On the ultra-relativistic Prompt Emission (UPE), the Hard and Soft X-ray Flares, and the extended thermal emission (ETE) in GRB 151027A

We analyze GRB 151027A within the binary-driven hypernova (BdHN) approach, with progenitor a carbon-oxygen core on the verge of a supernova (SN) explosion and a binary companion neutron star (NS). The hypercritical accretion of the SN ejecta onto the NS leads to its gravitational collapse into a black hole (BH), to the emission of the GRB and to a copious $e^+e^-$ plasma. The impact of this $e^+e^-$ plasma on the SN ejecta explains {the} early soft X-ray flare observed in long GRBs. We here apply this approach to the UPE and to the hard X-ray flares. We use GRB 151027A as a prototype. From the time-integrated and the time-resolved analysis we identify a double component in the UPE and confirm its ultra-relativistic nature.
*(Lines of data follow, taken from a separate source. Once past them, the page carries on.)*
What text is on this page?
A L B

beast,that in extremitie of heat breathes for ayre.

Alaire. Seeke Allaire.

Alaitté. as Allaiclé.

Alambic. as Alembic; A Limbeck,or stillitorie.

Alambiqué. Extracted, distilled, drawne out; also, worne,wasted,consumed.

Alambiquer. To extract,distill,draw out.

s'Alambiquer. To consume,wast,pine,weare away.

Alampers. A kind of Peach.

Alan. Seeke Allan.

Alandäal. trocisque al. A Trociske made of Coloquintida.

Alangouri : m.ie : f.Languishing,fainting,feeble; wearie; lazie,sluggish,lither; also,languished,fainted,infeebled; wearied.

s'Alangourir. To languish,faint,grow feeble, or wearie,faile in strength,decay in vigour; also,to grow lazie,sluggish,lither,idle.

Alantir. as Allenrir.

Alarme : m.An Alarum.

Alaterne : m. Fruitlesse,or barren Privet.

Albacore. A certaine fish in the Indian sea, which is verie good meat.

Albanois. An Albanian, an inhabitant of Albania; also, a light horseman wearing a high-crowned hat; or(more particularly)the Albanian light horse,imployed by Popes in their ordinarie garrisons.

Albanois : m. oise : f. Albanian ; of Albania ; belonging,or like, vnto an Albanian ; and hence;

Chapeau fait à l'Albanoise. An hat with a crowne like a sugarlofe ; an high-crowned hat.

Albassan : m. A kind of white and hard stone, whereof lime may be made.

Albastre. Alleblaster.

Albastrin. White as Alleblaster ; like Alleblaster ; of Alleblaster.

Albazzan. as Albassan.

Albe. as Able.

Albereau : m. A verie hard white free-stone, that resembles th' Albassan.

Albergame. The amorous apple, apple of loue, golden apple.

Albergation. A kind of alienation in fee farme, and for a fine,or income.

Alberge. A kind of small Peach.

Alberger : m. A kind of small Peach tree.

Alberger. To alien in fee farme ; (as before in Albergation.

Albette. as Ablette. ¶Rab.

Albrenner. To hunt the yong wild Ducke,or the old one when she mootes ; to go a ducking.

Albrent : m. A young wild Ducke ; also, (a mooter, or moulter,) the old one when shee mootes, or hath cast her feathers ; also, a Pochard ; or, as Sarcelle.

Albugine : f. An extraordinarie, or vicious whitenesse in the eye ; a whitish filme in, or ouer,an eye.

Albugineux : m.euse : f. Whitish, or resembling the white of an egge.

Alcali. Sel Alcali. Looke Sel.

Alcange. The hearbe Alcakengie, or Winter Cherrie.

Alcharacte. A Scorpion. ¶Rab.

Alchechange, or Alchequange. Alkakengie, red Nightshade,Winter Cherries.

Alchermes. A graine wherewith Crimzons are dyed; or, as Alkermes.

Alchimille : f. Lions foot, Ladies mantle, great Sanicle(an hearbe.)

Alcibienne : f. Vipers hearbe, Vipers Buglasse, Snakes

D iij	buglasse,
We confirm the mildly-relativistic nature of the soft X-ray flare, of the hard X-ray flare and of the ETE. We show that the ETE identifies the transition from a SN to the HN. We then address the theoretical justification of these observations by integrating the hydrodynamical propagation equations of the $e^+ e^-$ into the SN ejecta, the latter independently obtained from 3D smoothed-particle-hydrodynamics simulations. We conclude that the UPE, the hard X-ray flare and the soft X-ray flare do not form a causally connected sequence: Within our model they are the manifestation of \textbf{the same} physical process of the BH formation as seen through different viewing angles, implied by the morphology and the $\sim 300$~s rotation period of the HN ejecta.